Ich, der als Einwanderungskind mit nationalsozialistischer Vergangenheitsbewältigung bis zum Erbrechen aufwuchs, muss es mir selber sagen. Weil ich es nicht fassen kann. Weil ich dachte, als jemand meinen Eltern einen Karton voll mit noch dampfender Scheiße vor die Tür legte, mit einem Zettel, auf dem mit armseliger Handschrift „Geh nach Anatolien, Hunde kurieren“ stand, das sei ein Spinner, wie das halt jeder so denkt. Aber das ist falsch. Ein Rassist denkt nie, dass er alleine steht. Überall. In Hoyerswerda nicht, nicht in Charleston und auch nicht in Clausnitz. Er denkt immer, dass er für andere mithandelt. Andere, die sich nicht trauen, die nicht erkennen, was er vermeintlich erkennt. Er denkt in seinem kranken Wahn, wie der norwegische Massenmörder Breivik, dass er irgendwas beschützt, was schützenswert ist. Aber da ist nichts. Nichts außer Selbsthass. Wir können diese Leute nicht alle auf die Couch legen, wo man sie eigentlich behandeln müsste. Nicht den Mob auf der Straße, nicht die gestörten AfD-Leute, auch nicht die aus der sogenannten bürgerliche Mitte, von denen offenbar viele immer noch denken, Rassimus ist nur, wenn das in der Gaskammer endet, und das sei ja vorbei. Ist es nicht.

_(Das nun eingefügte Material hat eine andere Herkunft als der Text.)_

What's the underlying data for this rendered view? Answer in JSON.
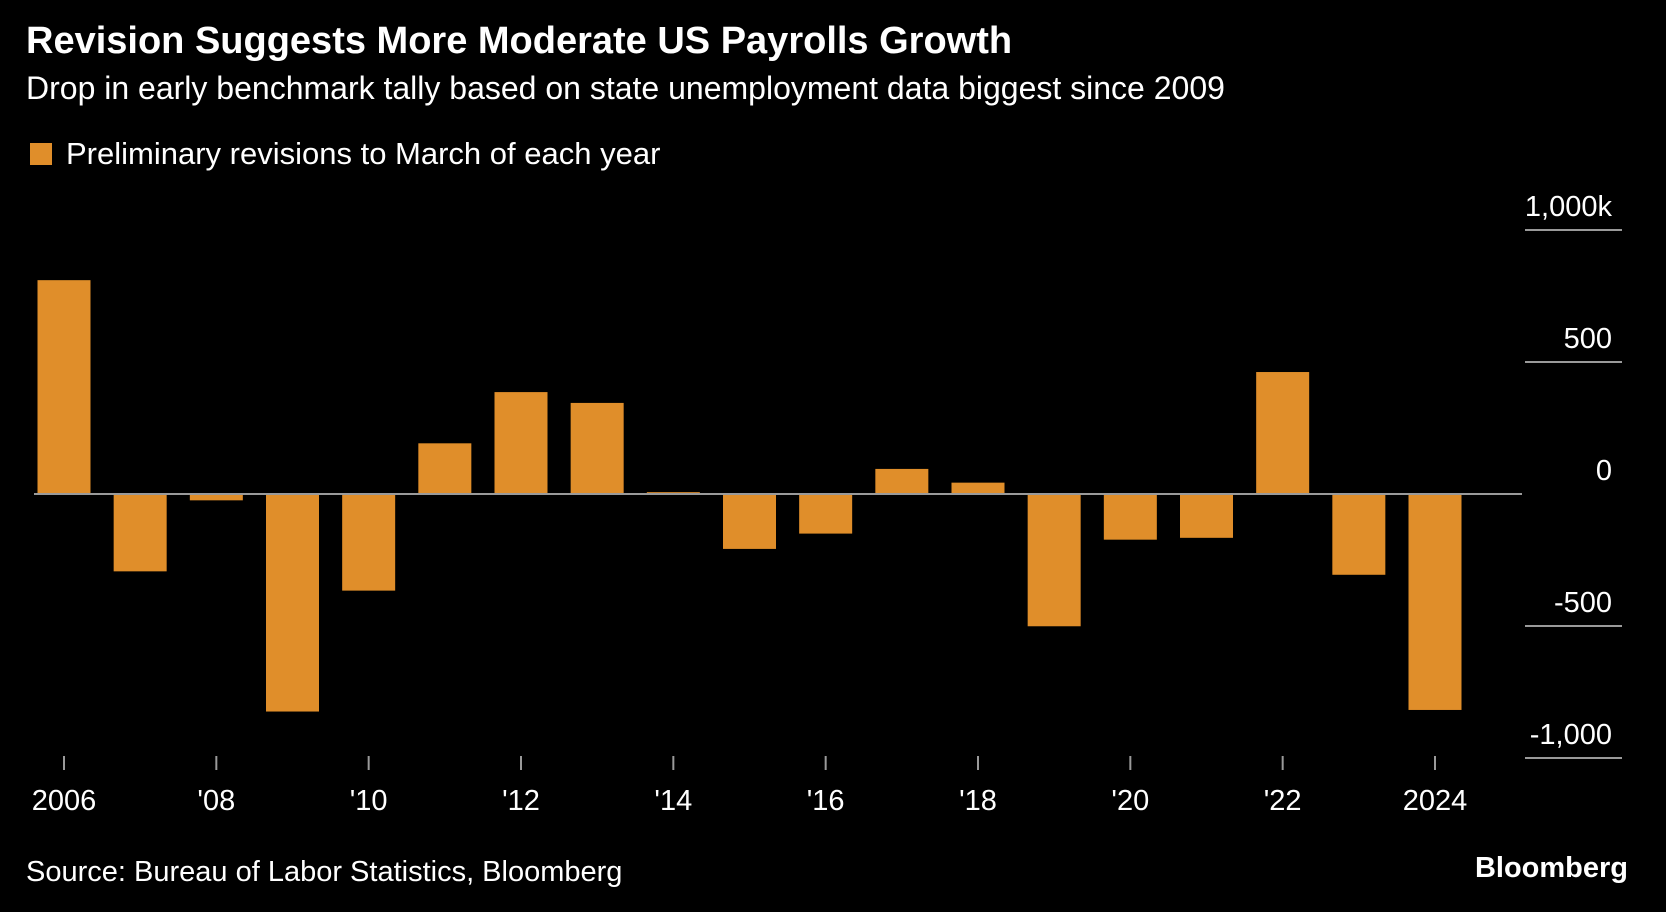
{
  "title": "Revision Suggests More Moderate US Payrolls Growth",
  "subtitle": "Drop in early benchmark tally based on state unemployment data biggest since 2009",
  "legend_label": "Preliminary revisions to March of each year",
  "source": "Source: Bureau of Labor Statistics, Bloomberg",
  "brand": "Bloomberg",
  "colors": {
    "background": "#000000",
    "bar": "#e08e2a",
    "text": "#ffffff",
    "axis": "#9a9a9a"
  },
  "chart_data": {
    "type": "bar",
    "title": "Revision Suggests More Moderate US Payrolls Growth",
    "subtitle": "Drop in early benchmark tally based on state unemployment data biggest since 2009",
    "categories": [
      "2006",
      "2007",
      "2008",
      "2009",
      "2010",
      "2011",
      "2012",
      "2013",
      "2014",
      "2015",
      "2016",
      "2017",
      "2018",
      "2019",
      "2020",
      "2021",
      "2022",
      "2023",
      "2024"
    ],
    "series": [
      {
        "name": "Preliminary revisions to March of each year",
        "values": [
          810,
          -293,
          -24,
          -824,
          -366,
          192,
          386,
          345,
          7,
          -208,
          -150,
          95,
          43,
          -501,
          -173,
          -166,
          462,
          -306,
          -818
        ]
      }
    ],
    "x_tick_labels": [
      "2006",
      "'08",
      "'10",
      "'12",
      "'14",
      "'16",
      "'18",
      "'20",
      "'22",
      "2024"
    ],
    "x_tick_years": [
      2006,
      2008,
      2010,
      2012,
      2014,
      2016,
      2018,
      2020,
      2022,
      2024
    ],
    "y_ticks": [
      1000,
      500,
      0,
      -500,
      -1000
    ],
    "y_tick_labels": [
      "1,000k",
      "500",
      "0",
      "-500",
      "-1,000"
    ],
    "ylim": [
      -1000,
      1000
    ],
    "xlabel": "",
    "ylabel": "",
    "y_axis_side": "right",
    "legend_position": "top-left",
    "grid": false
  }
}
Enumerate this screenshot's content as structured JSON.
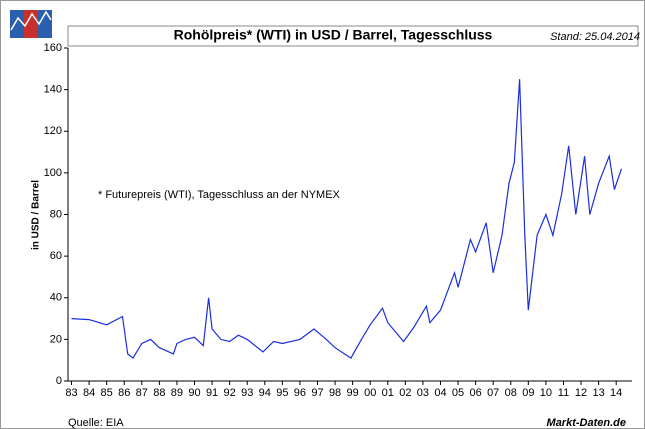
{
  "chart_data": {
    "type": "line",
    "title": "Rohölpreis* (WTI) in USD / Barrel, Tagesschluss",
    "subtitle": "Stand: 25.04.2014",
    "ylabel": "in USD / Barrel",
    "annotation": "* Futurepreis (WTI), Tagesschluss an der NYMEX",
    "source": "Quelle: EIA",
    "brand": "Markt-Daten.de",
    "grid": false,
    "ylim": [
      0,
      160
    ],
    "yticks": [
      0,
      20,
      40,
      60,
      80,
      100,
      120,
      140,
      160
    ],
    "xlim": [
      1982.8,
      2014.9
    ],
    "xticks": [
      {
        "value": 1983,
        "label": "83"
      },
      {
        "value": 1984,
        "label": "84"
      },
      {
        "value": 1985,
        "label": "85"
      },
      {
        "value": 1986,
        "label": "86"
      },
      {
        "value": 1987,
        "label": "87"
      },
      {
        "value": 1988,
        "label": "88"
      },
      {
        "value": 1989,
        "label": "89"
      },
      {
        "value": 1990,
        "label": "90"
      },
      {
        "value": 1991,
        "label": "91"
      },
      {
        "value": 1992,
        "label": "92"
      },
      {
        "value": 1993,
        "label": "93"
      },
      {
        "value": 1994,
        "label": "94"
      },
      {
        "value": 1995,
        "label": "95"
      },
      {
        "value": 1996,
        "label": "96"
      },
      {
        "value": 1997,
        "label": "97"
      },
      {
        "value": 1998,
        "label": "98"
      },
      {
        "value": 1999,
        "label": "99"
      },
      {
        "value": 2000,
        "label": "00"
      },
      {
        "value": 2001,
        "label": "01"
      },
      {
        "value": 2002,
        "label": "02"
      },
      {
        "value": 2003,
        "label": "03"
      },
      {
        "value": 2004,
        "label": "04"
      },
      {
        "value": 2005,
        "label": "05"
      },
      {
        "value": 2006,
        "label": "06"
      },
      {
        "value": 2007,
        "label": "07"
      },
      {
        "value": 2008,
        "label": "08"
      },
      {
        "value": 2009,
        "label": "09"
      },
      {
        "value": 2010,
        "label": "10"
      },
      {
        "value": 2011,
        "label": "11"
      },
      {
        "value": 2012,
        "label": "12"
      },
      {
        "value": 2013,
        "label": "13"
      },
      {
        "value": 2014,
        "label": "14"
      }
    ],
    "series": [
      {
        "name": "WTI",
        "color": "#1a2fe0",
        "x": [
          1983,
          1984,
          1985,
          1985.9,
          1986.2,
          1986.5,
          1987,
          1987.5,
          1988,
          1988.8,
          1989,
          1989.5,
          1990,
          1990.5,
          1990.8,
          1991,
          1991.5,
          1992,
          1992.5,
          1993,
          1993.9,
          1994.5,
          1995,
          1996,
          1996.8,
          1997.5,
          1998,
          1998.9,
          1999.5,
          2000,
          2000.7,
          2001,
          2001.9,
          2002.5,
          2003.2,
          2003.4,
          2004,
          2004.8,
          2005,
          2005.7,
          2006,
          2006.6,
          2007,
          2007.5,
          2007.9,
          2008.2,
          2008.5,
          2008.8,
          2009,
          2009.5,
          2010,
          2010.4,
          2010.9,
          2011.3,
          2011.7,
          2012.2,
          2012.5,
          2013,
          2013.6,
          2013.9,
          2014.3
        ],
        "values": [
          30,
          29.5,
          27,
          31,
          13,
          11,
          18,
          20,
          16,
          13,
          18,
          20,
          21,
          17,
          40,
          25,
          20,
          19,
          22,
          20,
          14,
          19,
          18,
          20,
          25,
          20,
          16,
          11,
          20,
          27,
          35,
          28,
          19,
          26,
          36,
          28,
          34,
          52,
          45,
          68,
          62,
          76,
          52,
          70,
          95,
          105,
          145,
          70,
          34,
          70,
          80,
          70,
          90,
          113,
          80,
          108,
          80,
          95,
          108,
          92,
          102
        ]
      }
    ]
  }
}
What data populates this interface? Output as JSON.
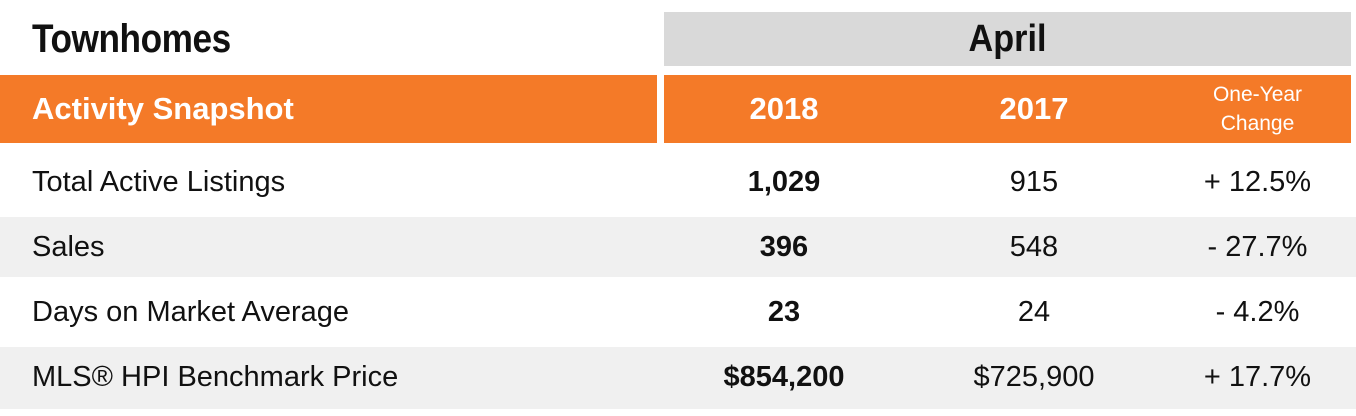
{
  "title": "Townhomes",
  "month": "April",
  "header": {
    "section": "Activity Snapshot",
    "col_2018": "2018",
    "col_2017": "2017",
    "change_line1": "One-Year",
    "change_line2": "Change"
  },
  "rows": [
    {
      "label": "Total Active Listings",
      "v2018": "1,029",
      "v2017": "915",
      "change": "+ 12.5%"
    },
    {
      "label": "Sales",
      "v2018": "396",
      "v2017": "548",
      "change": "- 27.7%"
    },
    {
      "label": "Days on Market Average",
      "v2018": "23",
      "v2017": "24",
      "change": "- 4.2%"
    },
    {
      "label": "MLS® HPI Benchmark Price",
      "v2018": "$854,200",
      "v2017": "$725,900",
      "change": "+ 17.7%"
    }
  ],
  "colors": {
    "accent": "#f47a28",
    "month_band": "#d9d9d9",
    "row_shade": "#f0f0f0"
  }
}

Deutsche sind doch so ehrgeizig. Warum ist die Politik dann nicht so progressiv und erkennt, dass ein Einwanderungsland seit Jahren nicht einfach so stehen bleiben kann. Es reicht nicht, einen einmaligen humanitären Akt zu vollziehen, damit wir uns dann wieder in tumben Das-Boot-ist-voll-Debatten aus den neunziger Jahren verheddern. Da waren wir doch schon. Wir sollten uns der Zukunft zuwenden und konsequent den Weg zu einer echten Einwanderungsgesellschaft bestreiten. Es gibt keinen Weg zurück, wir können nicht stehenbleiben oder abbiegen, es geht nur dorthin. Das muss Politik aber auch sagen.